WASHINGTON, D.C. — There’s a crackle of retribution in the air.
Get on side — that’s the message from MAGA loyalists. And Steve Bannon, U.S. President Donald Trump’s former chief strategist and host of the influential “War Room” podcast, means to do everything he can to ensure that new converts, the belated joiners from the tech and banking sectors, aren’t able to sidetrack the movement as they now genuflect to Trump.
Back in the day, the 71-year-old hunted Russian submarines in the Pacific as a naval surface warfare officer. “I wasn’t hunting boomers,” he told POLITICO — a reference to ballistic missile submarines. “We were hunting Soviet fast attack subs to protect the carrier battle group.” And today, his mission is to protect USS Trump from being diverted.
That’s the fervent wish of Trump’s loyalists who flocked to D.C. for Monday’s presidential inauguration. Despite the brutally frigid temperature, which forced the swearing-in ceremony inside for the first time since 1985, the MAGA supporters who gathered in the capital were triumphant and giddy at Trump’s (at times, improbable) political resurrection.
To see him back strikes them as confirming their time has truly come — that Trump 2.0 will turn the clock back to the future: No more liberal status quo and critical race theory. No more woke diversity and inclusion. No more forever wars and allies short-changing America. No more immigrants and no more green subsidies — just “drill, baby, drill.”
Supporters could’ve hardly cared that many local residents in this heavily Democratic city were shunning inaugural attendees — they were too busy relishing the prospect of settling scores with Democrats and Republican turncoats.

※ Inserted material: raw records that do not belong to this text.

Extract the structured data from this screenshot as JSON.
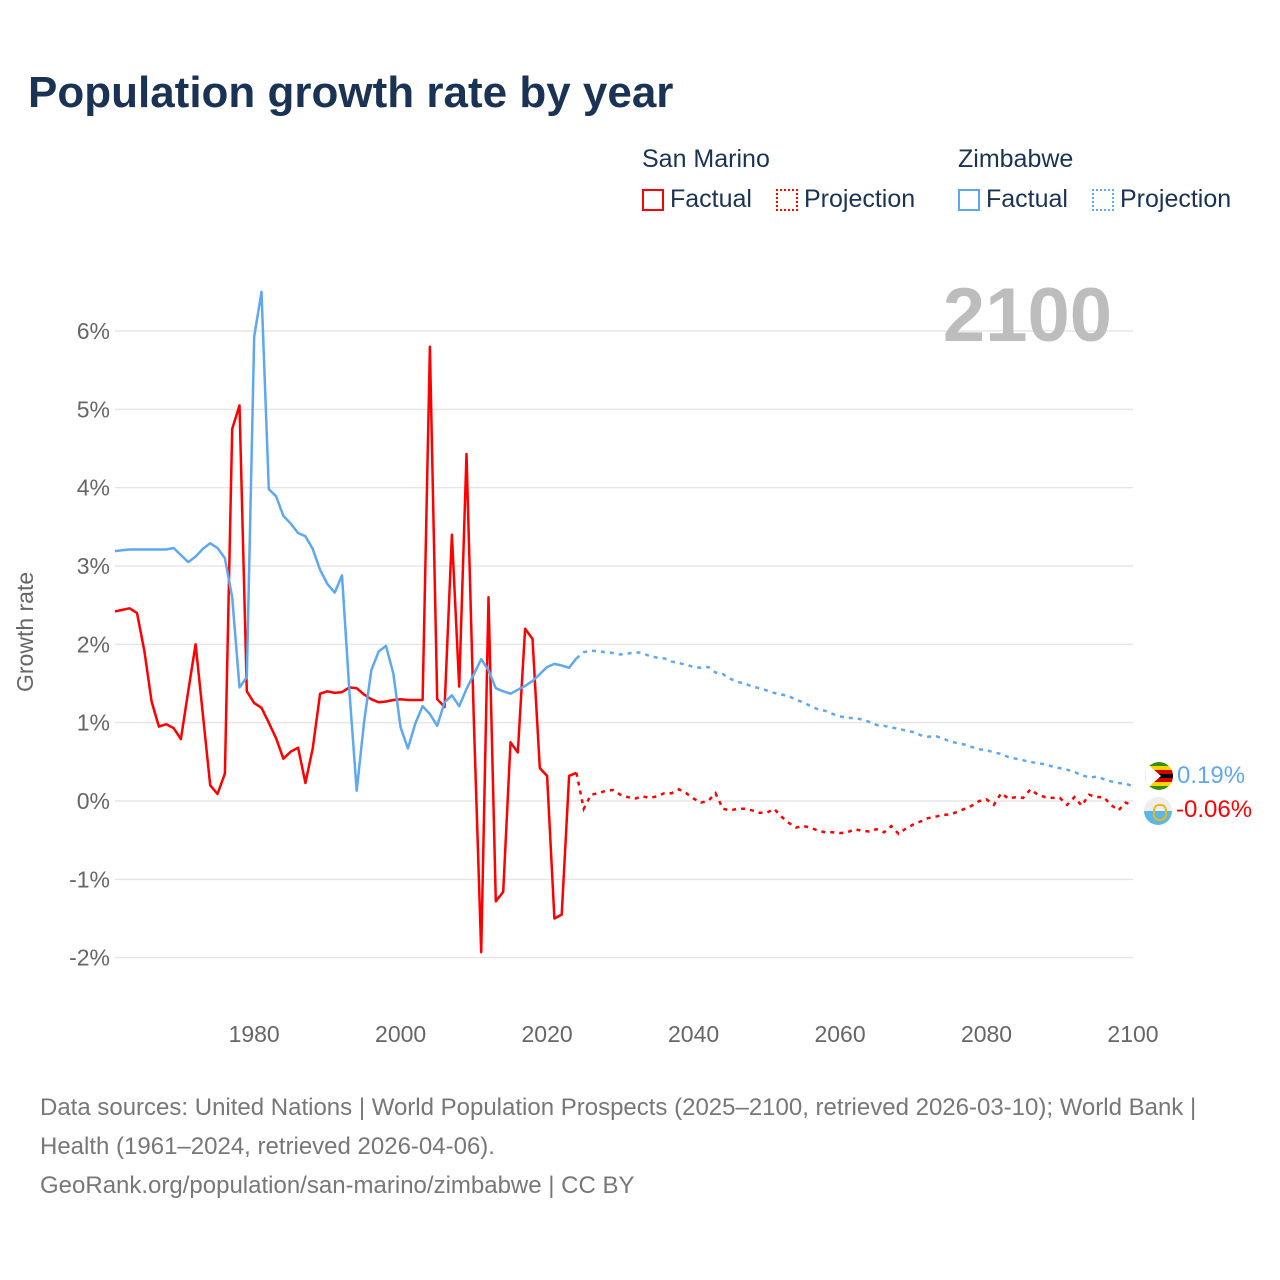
{
  "chart_data": {
    "type": "line",
    "title": "Population growth rate by year",
    "ylabel": "Growth rate",
    "xlabel": "",
    "xlim": [
      1961,
      2100
    ],
    "ylim": [
      -2.5,
      6.5
    ],
    "x_ticks": [
      "1980",
      "2000",
      "2020",
      "2040",
      "2060",
      "2080",
      "2100"
    ],
    "y_ticks": [
      "6%",
      "5%",
      "4%",
      "3%",
      "2%",
      "1%",
      "0%",
      "-1%",
      "-2%"
    ],
    "grid": true,
    "current_year_label": "2100",
    "legend": {
      "placement": "top-right",
      "groups": [
        {
          "name": "San Marino",
          "factual": "Factual",
          "projection": "Projection"
        },
        {
          "name": "Zimbabwe",
          "factual": "Factual",
          "projection": "Projection"
        }
      ]
    },
    "series": [
      {
        "name": "San Marino",
        "color": "#ff0000",
        "end_label": "-0.06%",
        "factual_start": 1961,
        "factual": [
          2.42,
          2.44,
          2.46,
          2.4,
          1.92,
          1.27,
          0.95,
          0.98,
          0.93,
          0.79,
          1.4,
          2.0,
          1.1,
          0.2,
          0.09,
          0.35,
          4.75,
          5.05,
          1.4,
          1.25,
          1.19,
          1.0,
          0.8,
          0.54,
          0.63,
          0.68,
          0.23,
          0.67,
          1.37,
          1.4,
          1.38,
          1.39,
          1.45,
          1.44,
          1.36,
          1.3,
          1.26,
          1.27,
          1.29,
          1.3,
          1.29,
          1.29,
          1.29,
          5.8,
          1.3,
          1.2,
          3.4,
          1.46,
          4.43,
          1.0,
          -1.93,
          2.6,
          -1.28,
          -1.16,
          0.75,
          0.62,
          2.2,
          2.07,
          0.42,
          0.32,
          -1.5,
          -1.45,
          0.32,
          0.36
        ],
        "projection_start": 2024,
        "projection": [
          0.36,
          -0.1,
          0.08,
          0.1,
          0.13,
          0.14,
          0.08,
          0.05,
          0.03,
          0.06,
          0.04,
          0.06,
          0.1,
          0.1,
          0.15,
          0.1,
          0.03,
          -0.02,
          0.0,
          0.1,
          -0.1,
          -0.12,
          -0.1,
          -0.1,
          -0.12,
          -0.15,
          -0.15,
          -0.1,
          -0.2,
          -0.28,
          -0.34,
          -0.32,
          -0.34,
          -0.38,
          -0.4,
          -0.4,
          -0.41,
          -0.4,
          -0.36,
          -0.38,
          -0.39,
          -0.36,
          -0.4,
          -0.32,
          -0.42,
          -0.35,
          -0.3,
          -0.26,
          -0.22,
          -0.2,
          -0.18,
          -0.17,
          -0.14,
          -0.1,
          -0.06,
          0.0,
          0.02,
          -0.05,
          0.1,
          0.03,
          0.05,
          0.04,
          0.15,
          0.08,
          0.05,
          0.04,
          0.04,
          -0.05,
          0.05,
          -0.06,
          0.08,
          0.05,
          0.05,
          -0.05,
          -0.12,
          -0.02,
          -0.06
        ]
      },
      {
        "name": "Zimbabwe",
        "color": "#5fa8ef",
        "end_label": "0.19%",
        "factual_start": 1961,
        "factual": [
          3.19,
          3.2,
          3.21,
          3.21,
          3.21,
          3.21,
          3.21,
          3.21,
          3.23,
          3.14,
          3.05,
          3.12,
          3.22,
          3.29,
          3.23,
          3.1,
          2.6,
          1.45,
          1.58,
          5.93,
          6.5,
          3.98,
          3.89,
          3.64,
          3.54,
          3.42,
          3.38,
          3.22,
          2.95,
          2.77,
          2.66,
          2.88,
          1.4,
          0.13,
          1.0,
          1.67,
          1.91,
          1.98,
          1.63,
          0.94,
          0.67,
          0.99,
          1.21,
          1.11,
          0.96,
          1.26,
          1.35,
          1.21,
          1.43,
          1.62,
          1.81,
          1.67,
          1.44,
          1.4,
          1.37,
          1.42,
          1.47,
          1.53,
          1.62,
          1.71,
          1.75,
          1.73,
          1.7,
          1.82
        ],
        "projection_start": 2024,
        "projection": [
          1.82,
          1.9,
          1.92,
          1.91,
          1.9,
          1.89,
          1.87,
          1.88,
          1.9,
          1.89,
          1.85,
          1.83,
          1.82,
          1.78,
          1.76,
          1.74,
          1.71,
          1.7,
          1.71,
          1.64,
          1.62,
          1.56,
          1.52,
          1.5,
          1.46,
          1.44,
          1.41,
          1.38,
          1.36,
          1.34,
          1.29,
          1.26,
          1.21,
          1.17,
          1.15,
          1.11,
          1.08,
          1.06,
          1.06,
          1.04,
          1.01,
          0.97,
          0.96,
          0.94,
          0.92,
          0.9,
          0.88,
          0.84,
          0.82,
          0.83,
          0.8,
          0.76,
          0.74,
          0.72,
          0.69,
          0.66,
          0.65,
          0.62,
          0.6,
          0.56,
          0.54,
          0.52,
          0.5,
          0.48,
          0.47,
          0.44,
          0.42,
          0.4,
          0.37,
          0.33,
          0.3,
          0.31,
          0.28,
          0.25,
          0.23,
          0.22,
          0.19
        ]
      }
    ]
  },
  "footer": {
    "sources": "Data sources: United Nations | World Population Prospects (2025–2100, retrieved 2026-03-10); World Bank | Health (1961–2024, retrieved 2026-04-06).",
    "url": "GeoRank.org/population/san-marino/zimbabwe | CC BY"
  }
}
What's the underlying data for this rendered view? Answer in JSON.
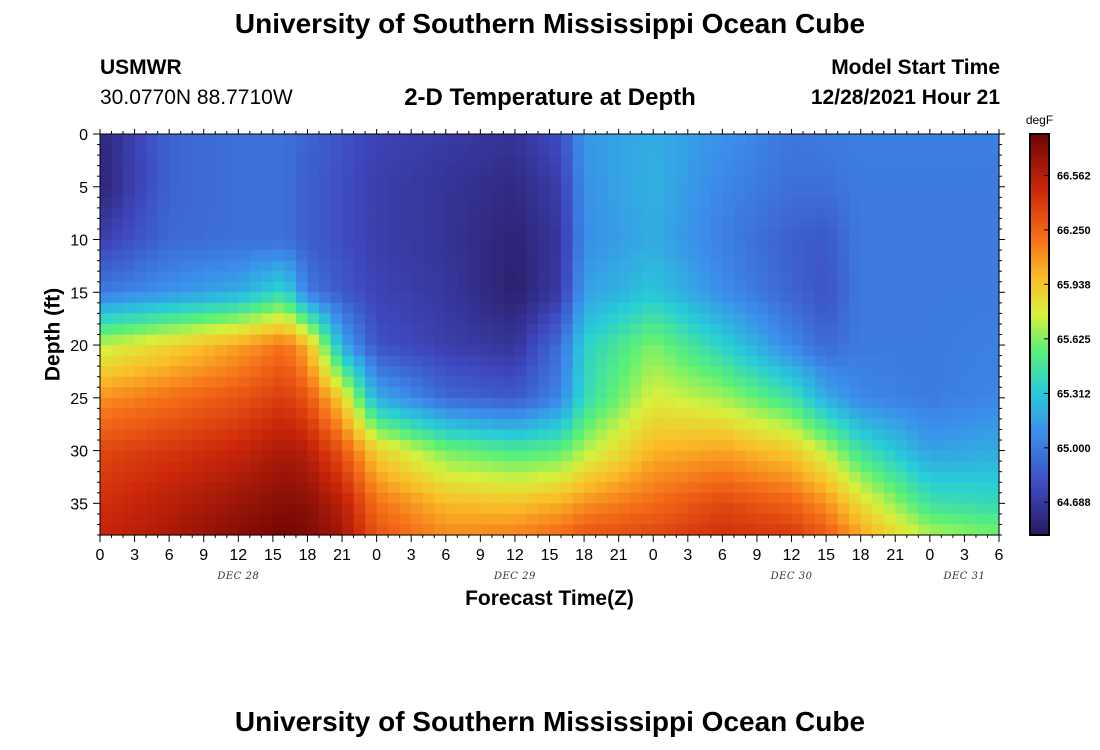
{
  "header": {
    "title": "University of Southern Mississippi Ocean Cube",
    "station": "USMWR",
    "coordinates": "30.0770N  88.7710W",
    "subtitle": "2-D Temperature at Depth",
    "model_start_label": "Model Start Time",
    "model_start_value": "12/28/2021 Hour 21",
    "footer_title": "University of Southern Mississippi Ocean Cube"
  },
  "chart_data": {
    "type": "heatmap",
    "title": "2-D Temperature at Depth",
    "xlabel": "Forecast Time(Z)",
    "ylabel": "Depth (ft)",
    "x_range_hours": [
      0,
      78
    ],
    "y_range": [
      0,
      38
    ],
    "y_inverted": true,
    "x_ticks": [
      "0",
      "3",
      "6",
      "9",
      "12",
      "15",
      "18",
      "21",
      "0",
      "3",
      "6",
      "9",
      "12",
      "15",
      "18",
      "21",
      "0",
      "3",
      "6",
      "9",
      "12",
      "15",
      "18",
      "21",
      "0",
      "3",
      "6"
    ],
    "y_ticks": [
      0,
      5,
      10,
      15,
      20,
      25,
      30,
      35
    ],
    "day_labels": [
      {
        "label": "DEC 28",
        "hour": 12
      },
      {
        "label": "DEC 29",
        "hour": 36
      },
      {
        "label": "DEC 30",
        "hour": 60
      },
      {
        "label": "DEC 31",
        "hour": 75
      }
    ],
    "colorbar": {
      "unit": "degF",
      "min": 64.5,
      "max": 66.8,
      "ticks": [
        "66.562",
        "66.250",
        "65.938",
        "65.625",
        "65.312",
        "65.000",
        "64.688"
      ]
    },
    "depth_profiles_ft": [
      0,
      5,
      10,
      15,
      20,
      25,
      30,
      35,
      38
    ],
    "temperature_grid": [
      {
        "hour": 0,
        "values": [
          64.58,
          64.56,
          64.72,
          65.0,
          65.72,
          66.1,
          66.35,
          66.45,
          66.5
        ]
      },
      {
        "hour": 6,
        "values": [
          64.9,
          64.9,
          64.92,
          65.1,
          65.88,
          66.2,
          66.42,
          66.55,
          66.6
        ]
      },
      {
        "hour": 12,
        "values": [
          64.95,
          64.95,
          64.95,
          65.2,
          66.05,
          66.3,
          66.5,
          66.65,
          66.72
        ]
      },
      {
        "hour": 16,
        "values": [
          64.95,
          64.95,
          64.95,
          65.4,
          66.2,
          66.4,
          66.6,
          66.72,
          66.78
        ]
      },
      {
        "hour": 18,
        "values": [
          64.9,
          64.88,
          64.88,
          65.0,
          66.0,
          66.3,
          66.55,
          66.7,
          66.75
        ]
      },
      {
        "hour": 21,
        "values": [
          64.82,
          64.8,
          64.8,
          64.85,
          65.2,
          65.9,
          66.3,
          66.55,
          66.62
        ]
      },
      {
        "hour": 24,
        "values": [
          64.75,
          64.72,
          64.72,
          64.75,
          64.82,
          65.2,
          65.9,
          66.2,
          66.3
        ]
      },
      {
        "hour": 30,
        "values": [
          64.7,
          64.66,
          64.66,
          64.68,
          64.72,
          64.92,
          65.6,
          65.98,
          66.12
        ]
      },
      {
        "hour": 36,
        "values": [
          64.66,
          64.6,
          64.56,
          64.54,
          64.66,
          64.85,
          65.5,
          65.95,
          66.15
        ]
      },
      {
        "hour": 40,
        "values": [
          64.8,
          64.72,
          64.68,
          64.7,
          64.95,
          65.05,
          65.55,
          66.02,
          66.22
        ]
      },
      {
        "hour": 42,
        "values": [
          65.12,
          65.1,
          65.08,
          65.15,
          65.35,
          65.4,
          65.7,
          66.1,
          66.3
        ]
      },
      {
        "hour": 48,
        "values": [
          65.2,
          65.22,
          65.2,
          65.3,
          65.62,
          65.78,
          66.0,
          66.22,
          66.35
        ]
      },
      {
        "hour": 54,
        "values": [
          65.1,
          65.05,
          65.02,
          65.08,
          65.35,
          65.68,
          66.05,
          66.35,
          66.45
        ]
      },
      {
        "hour": 60,
        "values": [
          64.98,
          64.95,
          64.88,
          64.9,
          65.05,
          65.45,
          65.92,
          66.25,
          66.4
        ]
      },
      {
        "hour": 63,
        "values": [
          65.0,
          64.95,
          64.85,
          64.82,
          64.92,
          65.2,
          65.72,
          66.1,
          66.28
        ]
      },
      {
        "hour": 66,
        "values": [
          65.02,
          65.0,
          65.0,
          65.0,
          65.0,
          65.05,
          65.45,
          65.85,
          66.05
        ]
      },
      {
        "hour": 72,
        "values": [
          65.02,
          65.0,
          65.0,
          65.0,
          65.0,
          65.0,
          65.15,
          65.45,
          65.7
        ]
      },
      {
        "hour": 78,
        "values": [
          65.02,
          65.0,
          65.0,
          65.0,
          65.02,
          65.05,
          65.2,
          65.4,
          65.6
        ]
      }
    ]
  }
}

“If Biden thinks preemptive pardons are going to save them, he’s got another thing coming,” a middle-aged Trump acolyte from North Carolina, sporting a pair of red-white-and-blue MAGA Sneakers, told POLITICO. A Republican lawyer, attending a star-studded event hosted by conservative cable commentary site Newsmax, echoed the sentiment: “We’re already examining how we can get around any pardons Biden issues.”
Along Pennsylvania Avenue, the Capital Grille restaurant — a longtime haunt of Republican lawmakers, their staff and GOP lobbyists — was crowded in the days leading up to the inauguration. “We did it,” chuckled a Trump donor as he surveyed his boisterous fellow revelers. The huge lobby bar at Trump’s old hotel, now the Astoria Waldorf, was packed too.
There are two faces to any U.S. presidential inauguration. On one side are the rich, powerful and connected; the foreign dignitaries with supersized black SUVs cleared to whisk them through downtown’s locked-down security zone to inaugural parties and meetings.
Then, there are the rank-and-file supporters of the winning party. Wearing transparent plastic raincoats, they have to brave the weather conditions and slosh around icy sidewalks, often being misdirected by police transferred from other cities and states to assist the security operation — it’s a far cry from the well-heeled taking high tea in the lobby of the Willard Hotel, listening to harp music a stone’s throw from the White House.
But with this inauguration, more than any other, there’s sense of a profound break with the past. The crowd who’ve descended on Washington, donning their red MAGA hats, Trump-adorned shirts and American-flag regalia, seem more like an army of sans-culottes — the working-class who played a significant role in the French Revolution.
They feel they’ve conquered, and they mean to take the nation’s capital back.
Whether that’s how it will play out isn’t clear, though. As Trump bragged at a campaign-style pre-inaugural rally on Sunday night, his electoral coalition has expanded. Railing against his adversaries, from Democrats to journalists and immigrants to never-Trump Republicans, he promised his cheering supporters: “Once and for all, we’re going to end the reign of a failed and corrupt political establishment in Washington, a failed administration.”
Other speakers at the raucous rally were even more belligerent, denouncing opponents who stood in Trump’s way. “They did everything they could to stop this movement, and they failed,″ Eric Trump, the president son, said.
“Accountability is coming,” said senior Trump advisor Stephen Miller. “The whole federal bureaucracy is about to learn that they don’t work for themselves; they work for you, they work for President Trump, and they work for the American people. We are about to get our country back and our democracy back.”
But a bigger coalition risks tensions and flare-ups. The MAGA crowd may like the spectacle of tech and Wall Street titans coming to them cap-in-hand, but who will co-opt who? Republicans have a filibuster-proof majority in the Senate, but the five-seat majority they have in the House of Representatives will make life difficult — and Trump strategists have already walked away from attempting what Trump dubbed “one big, beautiful bill” to enact a huge raft of reforms.
“At the moment Trump doesn’t have to choose between competing parts of his coalition,” Sean Spicer, a former Trump aide who served as press secretary for part of the president’s first term, told POLITICO. “There’s nothing making him have to pick … at the moment.”